Governor files categories to protect Saipan garment industry production
Officials of the U.S. Department of the Interior have contacted the Governor’s Office for a list of all categories of production currently being manufactured in Saipan garment factories.
The list will be used in ongoing talks between the Bush administration and China in negotiating a comprehensive trade agreement to lessen the impact of China’s production surge in the U.S. domestic apparel marketplace since the lifting of quota restrictions in 2005.

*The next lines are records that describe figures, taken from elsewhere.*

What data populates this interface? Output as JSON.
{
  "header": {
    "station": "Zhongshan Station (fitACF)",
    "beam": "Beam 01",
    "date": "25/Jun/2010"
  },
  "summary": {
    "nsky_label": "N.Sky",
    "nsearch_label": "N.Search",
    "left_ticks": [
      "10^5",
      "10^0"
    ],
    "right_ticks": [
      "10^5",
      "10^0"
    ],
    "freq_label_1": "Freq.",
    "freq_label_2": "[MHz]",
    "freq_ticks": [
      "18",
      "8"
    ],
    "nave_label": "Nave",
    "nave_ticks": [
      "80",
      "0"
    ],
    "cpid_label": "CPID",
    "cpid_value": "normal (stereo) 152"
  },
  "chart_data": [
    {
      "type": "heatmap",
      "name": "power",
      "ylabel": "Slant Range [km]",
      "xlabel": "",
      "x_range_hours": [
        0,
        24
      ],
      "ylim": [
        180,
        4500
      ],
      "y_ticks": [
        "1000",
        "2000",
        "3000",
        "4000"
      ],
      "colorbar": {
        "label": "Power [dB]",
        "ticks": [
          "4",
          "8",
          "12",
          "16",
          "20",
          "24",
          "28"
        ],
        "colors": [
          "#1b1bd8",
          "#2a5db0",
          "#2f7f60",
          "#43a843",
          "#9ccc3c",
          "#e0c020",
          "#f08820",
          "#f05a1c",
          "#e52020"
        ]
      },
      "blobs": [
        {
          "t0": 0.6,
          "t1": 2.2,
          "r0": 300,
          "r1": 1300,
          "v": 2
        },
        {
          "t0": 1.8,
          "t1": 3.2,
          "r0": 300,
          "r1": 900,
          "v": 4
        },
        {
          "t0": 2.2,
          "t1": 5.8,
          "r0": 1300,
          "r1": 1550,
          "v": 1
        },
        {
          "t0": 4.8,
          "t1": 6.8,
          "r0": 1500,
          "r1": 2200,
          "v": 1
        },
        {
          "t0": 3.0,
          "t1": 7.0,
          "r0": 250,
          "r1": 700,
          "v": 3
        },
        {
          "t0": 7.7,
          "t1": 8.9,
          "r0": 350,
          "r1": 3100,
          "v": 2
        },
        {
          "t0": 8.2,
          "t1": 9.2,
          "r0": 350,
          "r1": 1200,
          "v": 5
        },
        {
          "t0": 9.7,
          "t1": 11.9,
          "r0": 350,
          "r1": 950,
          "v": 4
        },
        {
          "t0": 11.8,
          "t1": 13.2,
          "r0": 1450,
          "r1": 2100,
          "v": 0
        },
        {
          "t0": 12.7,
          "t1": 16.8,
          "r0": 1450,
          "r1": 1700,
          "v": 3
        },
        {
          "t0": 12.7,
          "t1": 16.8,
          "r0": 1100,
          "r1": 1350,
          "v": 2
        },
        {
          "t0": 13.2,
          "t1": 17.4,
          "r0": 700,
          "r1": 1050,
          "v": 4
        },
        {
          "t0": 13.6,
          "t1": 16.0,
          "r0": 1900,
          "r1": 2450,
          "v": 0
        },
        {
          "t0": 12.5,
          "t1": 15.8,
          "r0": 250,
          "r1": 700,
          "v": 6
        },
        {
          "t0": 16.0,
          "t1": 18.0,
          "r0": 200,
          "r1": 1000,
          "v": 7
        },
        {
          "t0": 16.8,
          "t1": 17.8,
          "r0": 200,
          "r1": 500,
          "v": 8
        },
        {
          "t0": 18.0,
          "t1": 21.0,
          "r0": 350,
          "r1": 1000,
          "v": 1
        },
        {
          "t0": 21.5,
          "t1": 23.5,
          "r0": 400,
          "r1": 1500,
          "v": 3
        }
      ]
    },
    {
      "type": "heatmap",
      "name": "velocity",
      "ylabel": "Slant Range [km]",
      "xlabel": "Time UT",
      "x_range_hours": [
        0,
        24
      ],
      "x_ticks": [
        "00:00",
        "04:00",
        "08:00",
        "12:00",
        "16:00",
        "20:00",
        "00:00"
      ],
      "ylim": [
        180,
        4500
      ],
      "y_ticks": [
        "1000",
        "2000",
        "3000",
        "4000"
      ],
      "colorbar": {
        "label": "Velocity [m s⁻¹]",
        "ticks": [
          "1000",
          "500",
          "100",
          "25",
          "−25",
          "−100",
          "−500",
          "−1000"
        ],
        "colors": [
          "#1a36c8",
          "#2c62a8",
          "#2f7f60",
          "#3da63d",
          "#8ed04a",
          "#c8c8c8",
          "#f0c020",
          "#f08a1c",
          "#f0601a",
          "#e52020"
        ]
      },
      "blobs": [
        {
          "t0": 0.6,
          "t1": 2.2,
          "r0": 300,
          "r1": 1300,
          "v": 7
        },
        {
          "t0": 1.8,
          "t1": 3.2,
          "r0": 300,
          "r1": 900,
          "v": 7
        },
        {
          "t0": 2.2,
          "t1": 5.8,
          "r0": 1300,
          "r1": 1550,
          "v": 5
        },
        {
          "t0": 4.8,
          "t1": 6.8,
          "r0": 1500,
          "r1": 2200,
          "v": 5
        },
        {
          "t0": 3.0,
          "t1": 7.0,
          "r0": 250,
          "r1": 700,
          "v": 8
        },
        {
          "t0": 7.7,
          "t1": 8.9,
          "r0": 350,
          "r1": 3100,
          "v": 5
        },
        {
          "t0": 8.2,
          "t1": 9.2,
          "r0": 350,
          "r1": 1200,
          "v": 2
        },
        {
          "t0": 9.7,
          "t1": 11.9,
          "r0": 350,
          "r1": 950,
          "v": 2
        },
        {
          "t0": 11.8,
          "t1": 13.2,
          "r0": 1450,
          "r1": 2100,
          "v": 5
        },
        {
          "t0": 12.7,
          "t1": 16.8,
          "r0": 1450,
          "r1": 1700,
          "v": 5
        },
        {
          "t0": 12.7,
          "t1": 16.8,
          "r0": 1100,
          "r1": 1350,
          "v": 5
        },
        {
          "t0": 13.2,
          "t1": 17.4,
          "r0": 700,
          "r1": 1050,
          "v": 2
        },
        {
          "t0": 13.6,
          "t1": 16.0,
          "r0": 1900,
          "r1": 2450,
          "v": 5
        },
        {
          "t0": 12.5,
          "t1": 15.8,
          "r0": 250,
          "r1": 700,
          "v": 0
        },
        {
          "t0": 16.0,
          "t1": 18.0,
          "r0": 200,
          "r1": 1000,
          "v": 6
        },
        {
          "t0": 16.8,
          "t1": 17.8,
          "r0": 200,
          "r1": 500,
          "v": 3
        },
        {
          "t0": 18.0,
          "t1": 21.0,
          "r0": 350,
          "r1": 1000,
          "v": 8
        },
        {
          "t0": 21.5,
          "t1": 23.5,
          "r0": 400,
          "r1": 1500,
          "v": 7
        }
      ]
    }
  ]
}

In a statement from the press secretary’s office, it said that Gov. Juan N. Babauta felt that this overture by the U.S. Interior Department, in forwarding Saipan production categories to U.S. Special Negotiator for Textile Negotiations with China, David Spooner, “indicates the Bush administration’s recognition of Saipan’s difficulties competing globally and the need to protect the CNMI economy.”
“With back-to-back economic hits—the World Trade Organization’s lifting of quota restrictions on China and the decision by Japan Airlines to cease flights to Saipan in October—this request by Interior is welcome, and indeed appreciated,” it quoted the governor as saying.
The Bush administration is eyeing an Aug. 31 deadline for negotiating a trade deal with China to voluntarily limit its production capacity into the U.S. domestic market. The U.S. Committee for Implementation of Textile Agreements, or CITA, can impose annually renewable safeguard measures limiting China’s growth to 7.5 percent per year, but wants to get China to voluntarily agree to lessen its impact on mainland production, as a less troublesome avenue to save American jobs.
“Whatever the [United States] does in restricting China’s exports to American retailers shifts some orders back to our Saipan factories. This can help keep orders flowing into Saipan sewing lines, while we work back in Washington to get a more advantageous tariff formula to enable our firms here to offer better selling prices,” said Babauta.
The Governor’s special assistant for trade relations, Richard A. Pierce, compiled all categories from Saipan garment factories to forward to the U.S. Interior Department.
The Office of the Governor submitted 13 individual categories of production for protective support for Saipan’s 18 knit fabric and three woven fabric factories.